The third key property of BF bursting neurons is that the strength of the BF motivational salience signal is quantitatively coupled with faster and more precise decision speeds. To determine the quantitative relationship between the BF salience signal and decision speed, Avila and Lin (2014a) investigated whether the BF bursting amplitude is capable of influencing the earliest read out of behavioral responses to the CS using the metric of simple reaction time (RT). In a reward-biased simple RT task, the motivational salience of two auditory cues was manipulated by the magnitude of associated rewards. The cue that predicted a large reward elicited faster RTs and stronger BF bursting amplitudes and importantly, the magnitude of RT modulation was quantitatively accounted for by the modulation of BF bursting amplitudes (Figure 4C; Avila and Lin, 2014a). The relationship between the BF bursting response and RT was found to be causal, as augmenting the strength of the BF bursting response with BF electrical simulation increased decision speed (Avila and Lin, 2014a). These findings suggest that the BF bursting response may serve as a gain modulation signal of the decision making process to enhance the speed of responding to motivationally salient cues.

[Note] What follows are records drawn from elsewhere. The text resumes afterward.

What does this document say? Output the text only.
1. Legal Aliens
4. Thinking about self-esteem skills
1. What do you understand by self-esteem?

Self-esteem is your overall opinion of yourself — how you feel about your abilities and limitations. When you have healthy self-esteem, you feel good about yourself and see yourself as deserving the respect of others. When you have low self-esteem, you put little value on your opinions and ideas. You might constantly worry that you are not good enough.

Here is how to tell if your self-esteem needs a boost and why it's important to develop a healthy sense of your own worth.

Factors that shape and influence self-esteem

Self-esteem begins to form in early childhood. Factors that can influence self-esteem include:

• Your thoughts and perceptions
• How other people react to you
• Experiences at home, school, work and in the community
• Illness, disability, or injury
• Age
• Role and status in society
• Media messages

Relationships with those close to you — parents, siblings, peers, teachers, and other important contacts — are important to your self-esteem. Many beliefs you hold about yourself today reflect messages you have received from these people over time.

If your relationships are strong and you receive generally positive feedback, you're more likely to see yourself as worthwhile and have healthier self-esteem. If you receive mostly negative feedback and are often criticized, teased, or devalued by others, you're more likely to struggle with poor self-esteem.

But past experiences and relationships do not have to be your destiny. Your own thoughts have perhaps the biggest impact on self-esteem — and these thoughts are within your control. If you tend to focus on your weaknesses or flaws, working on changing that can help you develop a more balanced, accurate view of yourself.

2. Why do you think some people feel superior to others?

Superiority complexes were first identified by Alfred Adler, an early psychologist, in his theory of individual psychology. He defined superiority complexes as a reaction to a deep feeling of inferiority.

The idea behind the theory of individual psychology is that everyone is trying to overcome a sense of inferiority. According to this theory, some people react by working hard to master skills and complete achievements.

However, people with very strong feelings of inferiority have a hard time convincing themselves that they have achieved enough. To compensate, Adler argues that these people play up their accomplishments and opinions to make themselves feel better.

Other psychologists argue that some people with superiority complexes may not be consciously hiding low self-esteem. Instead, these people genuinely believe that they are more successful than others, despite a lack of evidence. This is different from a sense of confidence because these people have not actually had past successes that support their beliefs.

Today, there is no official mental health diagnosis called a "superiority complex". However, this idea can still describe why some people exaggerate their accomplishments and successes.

The fourth key property is that the BF bursting response enhances cortical processing at least in part by generating an event-related potential (ERP) response in the frontal cortex (Figure 4D; Nguyen and Lin, 2014). To better understand how the BF motivational salience signal modulates downstream cortical processing, Nguyen and Lin (2014) studied the relationship between the BF bursting response and the ERP response in the frontal cortex using an auditory oddball task (Figure 4D). The amplitude and timing of BF bursting and the prominent frontal ERP response were tightly coupled with each other (Figure 4D), and such coupling was observed on a trial-by-trial basis (Nguyen and Lin, 2014). Furthermore, the frontal ERP response was associated with local field potential (LFP) responses localized to deep cortical layers of the frontal cortex, coincident with the target layers of BF projections (Henny and Jones, 2008). Such layer-specific LFP response patterns are also recreated by BF electrical stimulation with a delay of 5–10 ms (Nguyen and Lin, 2014), consistent with the conduction delay from the BF to the frontal cortex (Aston-Jones et al., 1985; Reiner et al., 1987). These observations suggest that the frontal ERP/LFP response likely represents the first step by which the BF motivational salience signal enhances cortical processing of a perceived stimulus to facilitate correct behavioral responses.
Section 5: Hypothesis
Based on studies reviewed above, we propose a unifying hypothesis that the BF salience-encoding neurons serve as a signal amplifying, or gain-modulation, mechanism for motivationally salient cues (Figure 5A). The hypothesis includes three key components: (1) A unique population of putative non-cholinergic BF neurons encodes the motivational salience of stimuli with a phasic bursting response (Lin et al., 2006; Lin and Nicolelis, 2008); (2) The BF motivational salience signal is rapidly broadcasted to the cerebral cortex to enhance cortical processing (Nguyen and Lin, 2014); and (3) This modulation results in faster and more precise decision speed (Avila and Lin, 2014a).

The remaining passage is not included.